The Committee on Ministry shall be composed of five members of the congregation.  Nominees for new members will be chosen by the Board of Trustees for a staggered term from a list of names submitted each year by the Committee and Minister.  The congregation shall elect members from the Board nominations or nominations from the floor at the congregational meeting held to elect officers.  Terms of office shall be for three years and will begin on June 1.  If a vacancy occurs, a new member will be chosen by the Board of Trustees until such time as the vacancy can be filled by a congregational election.

ARTICLE VIII.  INTEREST GROUPS.

Groups of special interest may be constituted by the Program Council as related parts and activities of the Congregation following relevant policy set by the board.   Each group so constituted shall be in sympathy with the purposes and programs of the Congregation.

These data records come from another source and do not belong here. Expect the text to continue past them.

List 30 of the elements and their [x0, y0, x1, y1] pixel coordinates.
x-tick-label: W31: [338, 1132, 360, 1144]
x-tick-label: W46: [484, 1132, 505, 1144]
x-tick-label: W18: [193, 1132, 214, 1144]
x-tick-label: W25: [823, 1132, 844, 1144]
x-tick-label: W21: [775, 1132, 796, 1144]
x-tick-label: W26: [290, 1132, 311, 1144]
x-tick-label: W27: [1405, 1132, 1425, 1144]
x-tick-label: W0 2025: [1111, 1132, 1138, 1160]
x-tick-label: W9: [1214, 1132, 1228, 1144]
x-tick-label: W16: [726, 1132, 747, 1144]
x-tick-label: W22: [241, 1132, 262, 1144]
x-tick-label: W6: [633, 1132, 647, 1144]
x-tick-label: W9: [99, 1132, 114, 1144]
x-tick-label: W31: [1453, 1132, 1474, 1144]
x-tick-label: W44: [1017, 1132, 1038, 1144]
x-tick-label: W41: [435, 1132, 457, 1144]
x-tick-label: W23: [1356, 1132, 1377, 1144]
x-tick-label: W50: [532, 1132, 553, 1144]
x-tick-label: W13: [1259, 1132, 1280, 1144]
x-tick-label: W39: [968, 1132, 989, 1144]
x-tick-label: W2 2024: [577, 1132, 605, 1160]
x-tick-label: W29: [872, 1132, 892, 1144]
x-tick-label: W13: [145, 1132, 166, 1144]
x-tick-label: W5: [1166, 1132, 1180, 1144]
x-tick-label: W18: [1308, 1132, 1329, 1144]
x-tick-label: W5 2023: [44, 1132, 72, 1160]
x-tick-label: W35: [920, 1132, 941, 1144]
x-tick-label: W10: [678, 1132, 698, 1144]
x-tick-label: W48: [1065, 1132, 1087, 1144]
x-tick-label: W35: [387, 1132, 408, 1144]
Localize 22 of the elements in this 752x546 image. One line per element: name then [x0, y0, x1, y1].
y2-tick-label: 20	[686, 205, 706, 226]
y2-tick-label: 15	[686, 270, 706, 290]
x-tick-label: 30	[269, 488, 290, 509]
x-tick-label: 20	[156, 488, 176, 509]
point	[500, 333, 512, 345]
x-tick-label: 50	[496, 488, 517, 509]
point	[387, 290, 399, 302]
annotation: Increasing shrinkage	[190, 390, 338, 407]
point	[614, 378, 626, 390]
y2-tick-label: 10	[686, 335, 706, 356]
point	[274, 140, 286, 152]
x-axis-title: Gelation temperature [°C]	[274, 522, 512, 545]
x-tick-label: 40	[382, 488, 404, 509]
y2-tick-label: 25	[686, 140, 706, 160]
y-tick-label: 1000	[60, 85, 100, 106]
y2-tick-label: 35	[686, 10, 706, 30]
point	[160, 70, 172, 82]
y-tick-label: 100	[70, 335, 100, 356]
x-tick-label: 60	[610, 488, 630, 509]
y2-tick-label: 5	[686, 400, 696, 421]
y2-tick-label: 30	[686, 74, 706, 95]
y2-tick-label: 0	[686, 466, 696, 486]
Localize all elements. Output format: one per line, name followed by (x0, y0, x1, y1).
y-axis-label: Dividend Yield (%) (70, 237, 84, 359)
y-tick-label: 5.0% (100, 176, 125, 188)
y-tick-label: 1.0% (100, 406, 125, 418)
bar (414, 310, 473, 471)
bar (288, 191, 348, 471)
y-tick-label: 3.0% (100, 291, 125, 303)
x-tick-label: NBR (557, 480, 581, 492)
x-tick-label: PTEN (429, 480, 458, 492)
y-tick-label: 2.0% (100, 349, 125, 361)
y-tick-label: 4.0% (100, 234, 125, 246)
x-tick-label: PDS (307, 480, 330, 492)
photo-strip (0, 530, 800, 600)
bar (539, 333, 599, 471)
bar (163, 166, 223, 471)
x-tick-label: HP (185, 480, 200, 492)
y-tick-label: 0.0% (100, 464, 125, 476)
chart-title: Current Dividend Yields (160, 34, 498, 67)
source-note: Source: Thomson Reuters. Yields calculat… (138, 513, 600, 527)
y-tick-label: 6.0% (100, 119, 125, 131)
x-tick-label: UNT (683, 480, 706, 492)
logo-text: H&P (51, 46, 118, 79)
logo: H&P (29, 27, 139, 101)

Each group shall select an advisor or sponsor who shall be the liaison with the Program Council, shall report to the Council when so requested by the Council, and shall interpret to the group the purposes of the Church.  The role of this liaison is to promote two-way communication between the group and the Council.

ARTICLE IX.  AMENDMENTS.

These Bylaws may be amended or repealed by a two-thirds vote of the Trustees which is endorsed by a vote of two-thirds of the full members present and voting at a proper meeting of the members, provided that the text of the proposed change, and of the existing section that it will replace or amend, have been included in the notice of the meeting.

ARTICLE X.  FISCAL YEAR.

The fiscal year shall begin January 1 and end December 31 of the same year.

A financial statement for all funds shall be compiled at the end of each fiscal year.

A financial audit of the church will be conducted at the changing of the Treasurer or every three years, whichever comes first.

ARTICLE XI.  FUNDS.

The operating fund consists of pledge income and other revenues to be used for the budget expenses of the Congregation.

The Trustees may from time to time place money in the Endowment Funds.  The receipt, management, and disbursement of Endowment Funds shall be entrusted to the Board of Directors of the Endowment Funds subject to rules specified in the Bylaws for Unitarian Universalist Church Endowment Funds.

Special Funds may be established by the Trustees for specified purposes.  The investment of the funds shall be handled by the Directors of the Endowment Funds.  These special funds may accumulate from year to year and shall be available for disbursement when requested by the Trustees.

ARTICLE XII.  DISSOLUTION.

Should this Church cease to function and the membership vote to disband, any assets of the Congregation will be transferred to the Unitarian Universalist Association, one of its affiliated organizations, or the Heartland Unitarian Universalist District, to be used for general Unitarian Universalist purposes.  This transfer will be made in full compliance with whatever laws are applicable.

ARTICLE XIII  NONDISCRIMINATION.

Membership in and employment by this Congregation, and participation in any of its activities, are open to all regardless of race, ethnicity, gender, sexual orientation, marital status, socioeconomic status, national origins, disability, or age.  The only exception to this article is that, as specified in Article II, members must be sixteen years of age or older.